A Point Worth Repeating

Monday, April 18, 2005

A Point Worth Repeating

The Carpetbagger made a point that I had been meaning to make regarding the fight over judicial nominations.

Republicans are claiming that Democrats are preventing people of faith from being confirmed to seats on the federal bench and point to the 10 filibusters as proof.

The only nominee I can think of who might reasonably provide evidence of this is William Pryor. All the others were filibustered for past decisions they had written or, in the case of the Sixth Circuit nominees, in retribution for the blocking of Clinton judges.

But the idea that Democrats are only blocking people of faith is ridiculous and insulting to those who have been confirmed - people like Michael McConnell, who was confirmed in 2002. As the Carpetbagger said
To date, 205 Bush judicial nominees have been confirmed by the Senate. If the Dems’ “obstructionism” has led to 10 people of faith being “disqualified,” what, exactly, is Trent Lott saying about the other 205? Are we to believe that an evangelical president has filled over 200 federal court vacancies with secular humanists?

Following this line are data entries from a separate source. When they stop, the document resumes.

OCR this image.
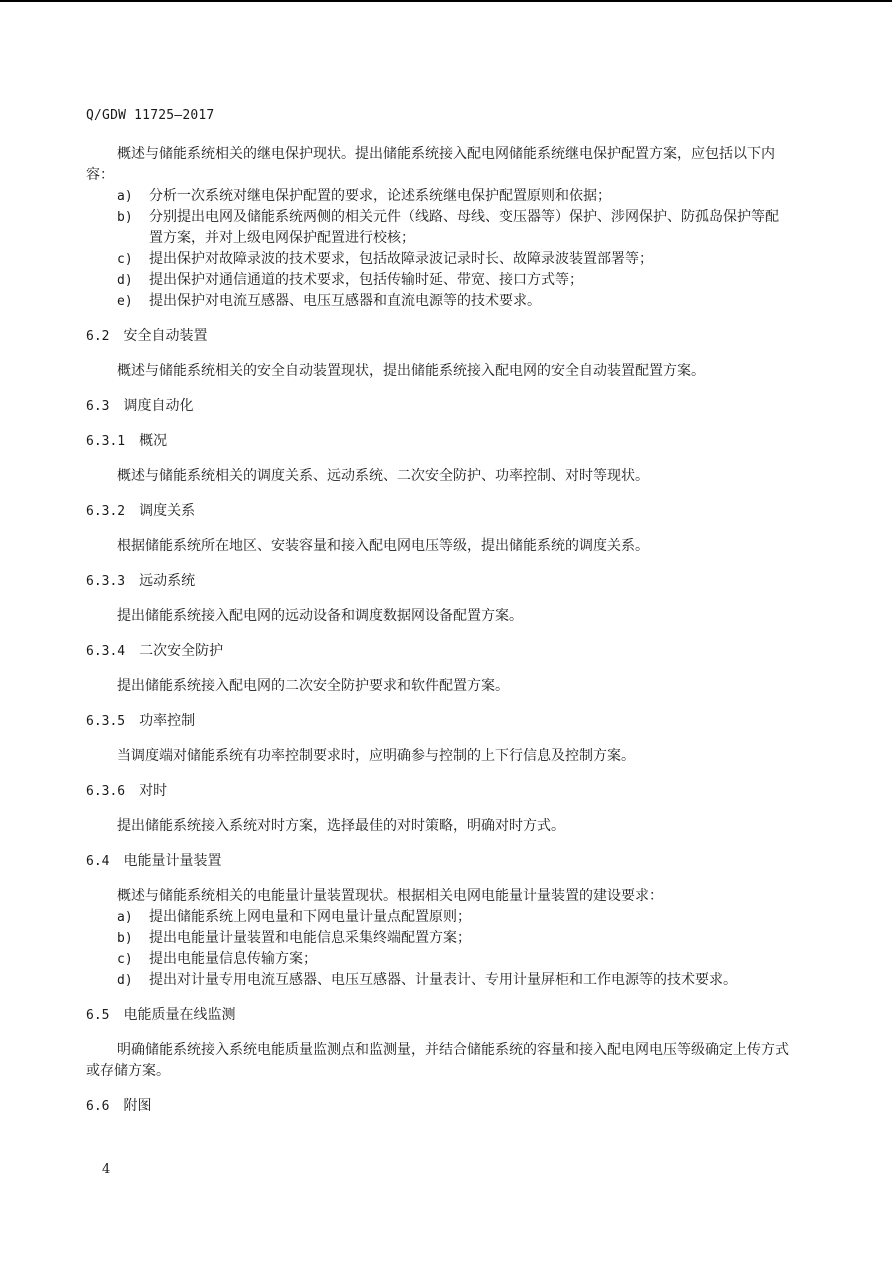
Q/GDW 11725—2017

概述与储能系统相关的继电保护现状。提出储能系统接入配电网储能系统继电保护配置方案，应包括以下内容：

a) 分析一次系统对继电保护配置的要求，论述系统继电保护配置原则和依据；
b) 分别提出电网及储能系统两侧的相关元件（线路、母线、变压器等）保护、涉网保护、防孤岛保护等配置方案，并对上级电网保护配置进行校核；
c) 提出保护对故障录波的技术要求，包括故障录波记录时长、故障录波装置部署等；
d) 提出保护对通信通道的技术要求，包括传输时延、带宽、接口方式等；
e) 提出保护对电流互感器、电压互感器和直流电源等的技术要求。
6.2 安全自动装置

概述与储能系统相关的安全自动装置现状，提出储能系统接入配电网的安全自动装置配置方案。

6.3 调度自动化
6.3.1 概况

概述与储能系统相关的调度关系、远动系统、二次安全防护、功率控制、对时等现状。

6.3.2 调度关系

根据储能系统所在地区、安装容量和接入配电网电压等级，提出储能系统的调度关系。

6.3.3 远动系统

提出储能系统接入配电网的远动设备和调度数据网设备配置方案。

6.3.4 二次安全防护

提出储能系统接入配电网的二次安全防护要求和软件配置方案。

6.3.5 功率控制

当调度端对储能系统有功率控制要求时，应明确参与控制的上下行信息及控制方案。

6.3.6 对时

提出储能系统接入系统对时方案，选择最佳的对时策略，明确对时方式。

6.4 电能量计量装置

概述与储能系统相关的电能量计量装置现状。根据相关电网电能量计量装置的建设要求：

a) 提出储能系统上网电量和下网电量计量点配置原则；
b) 提出电能量计量装置和电能信息采集终端配置方案；
c) 提出电能量信息传输方案；
d) 提出对计量专用电流互感器、电压互感器、计量表计、专用计量屏柜和工作电源等的技术要求。
6.5 电能质量在线监测

明确储能系统接入系统电能质量监测点和监测量，并结合储能系统的容量和接入配电网电压等级确定上传方式或存储方案。

6.6 附图
4
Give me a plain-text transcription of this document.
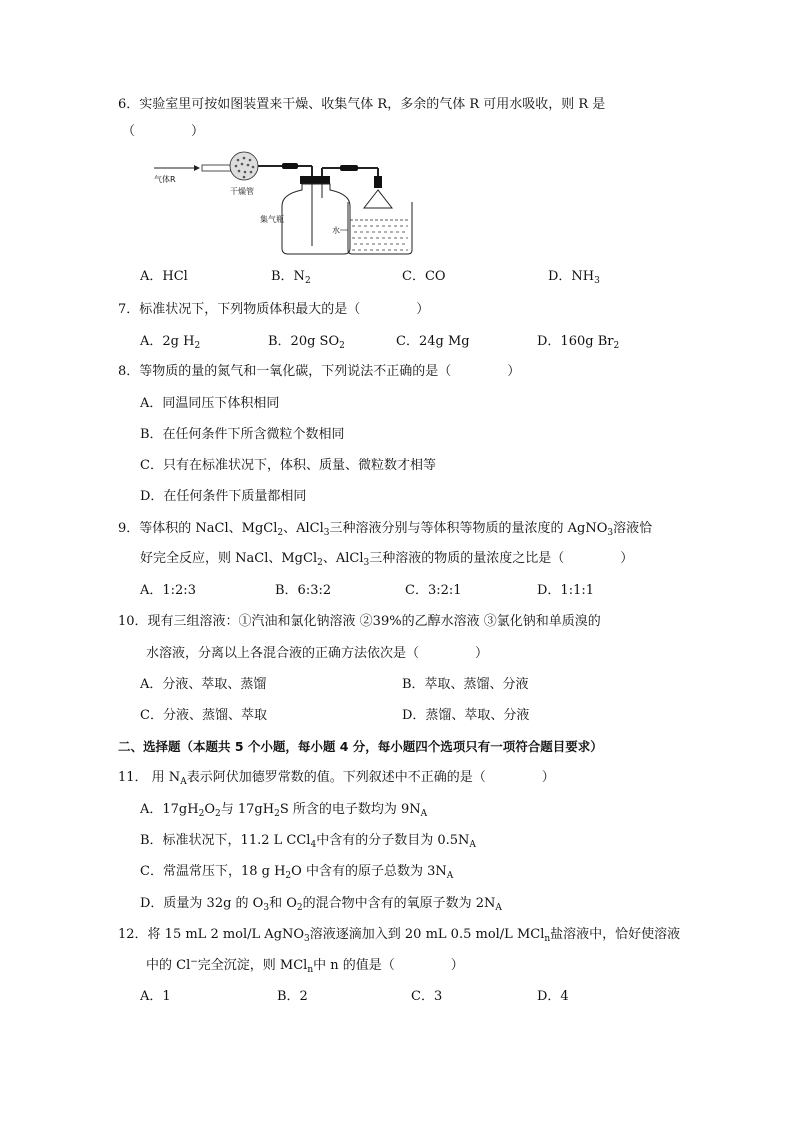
6．实验室里可按如图装置来干燥、收集气体 R，多余的气体 R 可用水吸收，则 R 是
（	）
气体R
干燥管
集气瓶
水
A．HCl	B．$N_2$	C．CO	D．$NH_3$
7．标准状况下，下列物质体积最大的是（	）
A．2g $H_2$	B．20g $SO_2$	C．24g Mg	D．160g $Br_2$
8．等物质的量的氮气和一氧化碳，下列说法不正确的是（	）
A．同温同压下体积相同
B．在任何条件下所含微粒个数相同
C．只有在标准状况下，体积、质量、微粒数才相等
D．在任何条件下质量都相同
9．等体积的 NaCl、MgCl$_2$、AlCl$_3$三种溶液分别与等体积等物质的量浓度的 AgNO$_3$溶液恰
好完全反应，则 NaCl、MgCl$_2$、AlCl$_3$三种溶液的物质的量浓度之比是（	）
A．1:2:3	B．6:3:2	C．3:2:1	D．1:1:1
10．现有三组溶液：①汽油和氯化钠溶液 ②39%的乙醇水溶液 ③氯化钠和单质溴的
水溶液，分离以上各混合液的正确方法依次是（	）
A．分液、萃取、蒸馏	B．萃取、蒸馏、分液
C．分液、蒸馏、萃取	D．蒸馏、萃取、分液
二、选择题（本题共 5 个小题，每小题 4 分，每小题四个选项只有一项符合题目要求）
11． 用 $N_A$表示阿伏加德罗常数的值。下列叙述中不正确的是（	）
A．$17gH_2O_2$与 $17gH_2S$ 所含的电子数均为 $9N_A$
B．标准状况下，11.2 L CCl$_4$中含有的分子数目为 $0.5N_A$
C．常温常压下，18 g $H_2O$ 中含有的原子总数为 $3N_A$
D．质量为 32g 的 $O_3$和 $O_2$的混合物中含有的氧原子数为 $2N_A$
12．将 15 mL 2 mol/L AgNO$_3$溶液逐滴加入到 20 mL 0.5 mol/L MCl$_n$盐溶液中，恰好使溶液
中的 Cl−完全沉淀，则 MCl$_n$中 n 的值是（	）
A．1	B．2	C．3	D．4
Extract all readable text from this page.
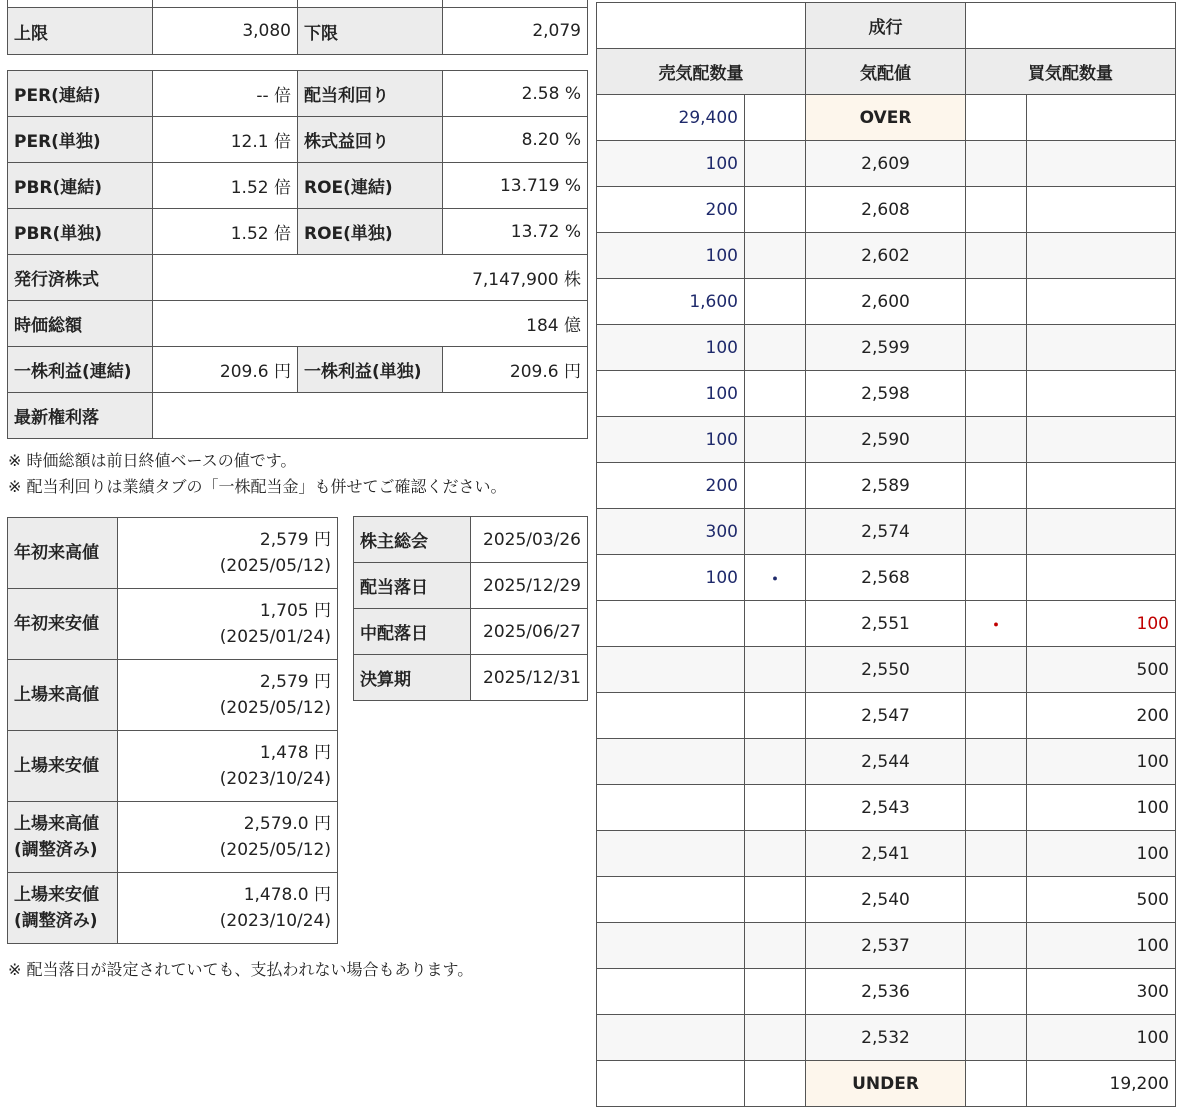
上限	3,080	下限	2,079
PER(連結)	-- 倍	配当利回り	2.58 %
PER(単独)	12.1 倍	株式益回り	8.20 %
PBR(連結)	1.52 倍	ROE(連結)	13.719 %
PBR(単独)	1.52 倍	ROE(単独)	13.72 %
発行済株式	7,147,900 株		
時価総額	184 億		
一株利益(連結)	209.6 円	一株利益(単独)	209.6 円
最新権利落			
※ 時価総額は前日終値ベースの値です。
※ 配当利回りは業績タブの「一株配当金」も併せてご確認ください。
年初来高値	2,579 円
(2025/05/12)
年初来安値	1,705 円
(2025/01/24)
上場来高値	2,579 円
(2025/05/12)
上場来安値	1,478 円
(2023/10/24)
上場来高値
(調整済み)	2,579.0 円
(2025/05/12)
上場来安値
(調整済み)	1,478.0 円
(2023/10/24)
株主総会	2025/03/26
配当落日	2025/12/29
中配落日	2025/06/27
決算期	2025/12/31
※ 配当落日が設定されていても、支払われない場合もあります。
		成行		
売気配数量		気配値	買気配数量	
29,400		OVER		
100		2,609		
200		2,608		
100		2,602		
1,600		2,600		
100		2,599		
100		2,598		
100		2,590		
200		2,589		
300		2,574		
100	･	2,568		
		2,551	･	100
		2,550		500
		2,547		200
		2,544		100
		2,543		100
		2,541		100
		2,540		500
		2,537		100
		2,536		300
		2,532		100
		UNDER		19,200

Lott’s argument seems to be that Dems are blocking the nominees who take faith the most seriously. In addition to being painfully ridiculous, Lott is implicitly arguing that the other 205 who are on the federal bench don’t take their faith seriously. That, or the anti-Christian bigots in the Senate Dem caucus (most of whom are Christians) are just remarkably inefficient in executing their animus.
If any group of people ought to be upset about Republican allegations that Democrats are preventing people of faith from being confirmed as judges, it ought to be those judges who have already been confirmed.